Thursday, December 31, 2015

The Bedside Baccalaureate: The Second Semester Edited by David Rubel

fpo  Every morning for the last six or seven years I have begun my day by reading a page from an nonfiction book that explains how some aspect of the world and/or human history works. The idea is to improve one's knowledge and education on a certain subject or subjects. I started with a book called The Intellectual Devotional. That book became a series with devotionals focused on American history, modern culture, health, and biographies, each of which I devoted a year too. For a change of pace one year I found a devotional for book lovers called appropriately enough, the Bibliophiles Devotional. Each page (365 in total, one for each day of the year) was devoted to a literary classic. Having finished The Intellectual Devotional series, for 2015 I looked for another similar type book and found The Bedside Baccalaureate. Skipping the first book in the series, I decided to begin my mornings in 2015 with a page from The Bedside Baccalaureate: The Second Semester.

Of these type of books I've read, The Bedside Baccalaureate might be my favorite. It is divided into four sections or syllabi.
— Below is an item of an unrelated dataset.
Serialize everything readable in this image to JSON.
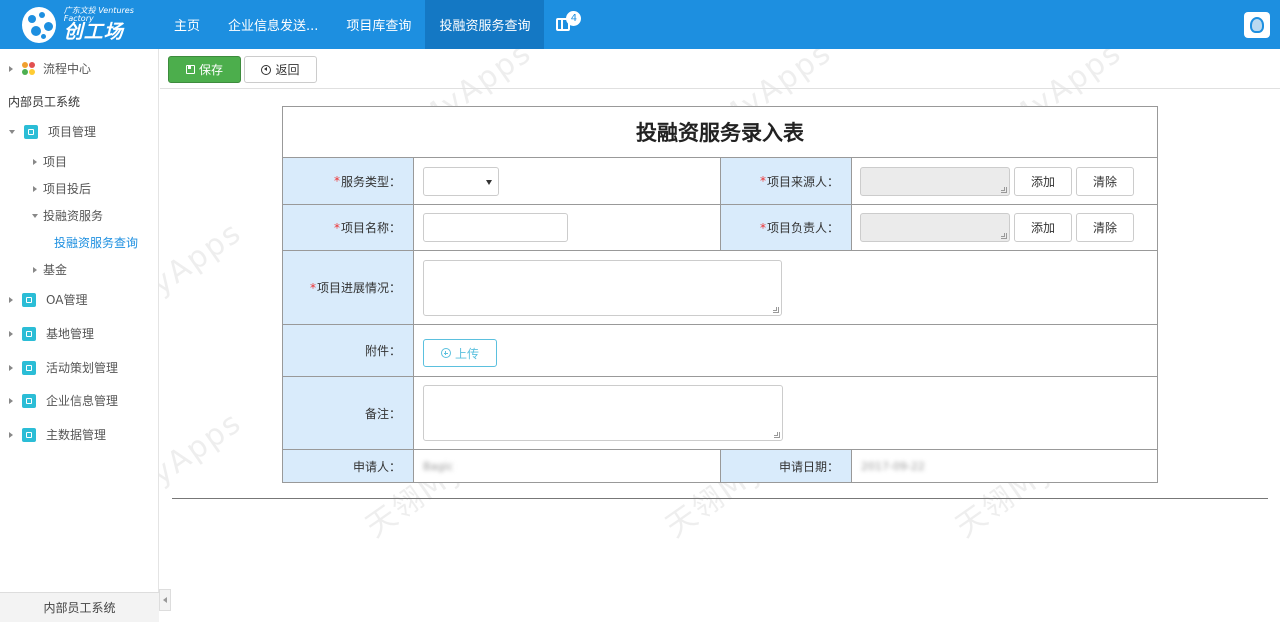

Each syllabus consisted of five courses, for a total of twenty courses. Broadly speaking the courses covered topics in art, literature, the classics, math and engineering, social science, history, economics, physical science, religion, environmental science, and philosophy. I learned a little about the anatomy of the Internet, electricity and magnetism, the roots of the Cold War, the epics of the Trojan War, the Protest Reformation, Sigmund Freud, and Italian Renaissance art. My favorite courses were on game theory, issues in feminism, the 1913 Armory Show, meteorology and climate, the history of modern China, and the origins of Judaism. Some courses or topics I still don't understand. (If there was a test of electricity and magnetism I would absolutely fail). Some topics whet my appetite for more and led me down rabbit holes to find more information. (Who knew game theory would turn out to be so interesting?)

I really enjoyed my morning reading ritual this past year. (Who am I kidding, I enjoy it every year or I wouldn't do it.) These types of books are a great way to learn something knew without it feeling like you're back in school. The small chunks of information (just one page) keep it interesting and remove any iota of intimidation I might have about tackling a new topic, especially one having to do with science or engineering, two things I generally know little about. The Bedside Baccalaureate had the added benefit of being divided into four sections, which meant I didn't spend a whole year on the topics I enjoyed less.

Eventually, maybe in 2017, I will read the first semester of The Bedside Baccalaureate.  For 2016, I'm going to switch things up and pick a nonfiction book from my way-too-big TBR pile. It won't be a devotional but something that hopefully I can divided into small chunks and read slowly. Hopefully it will be just as interesting and educational.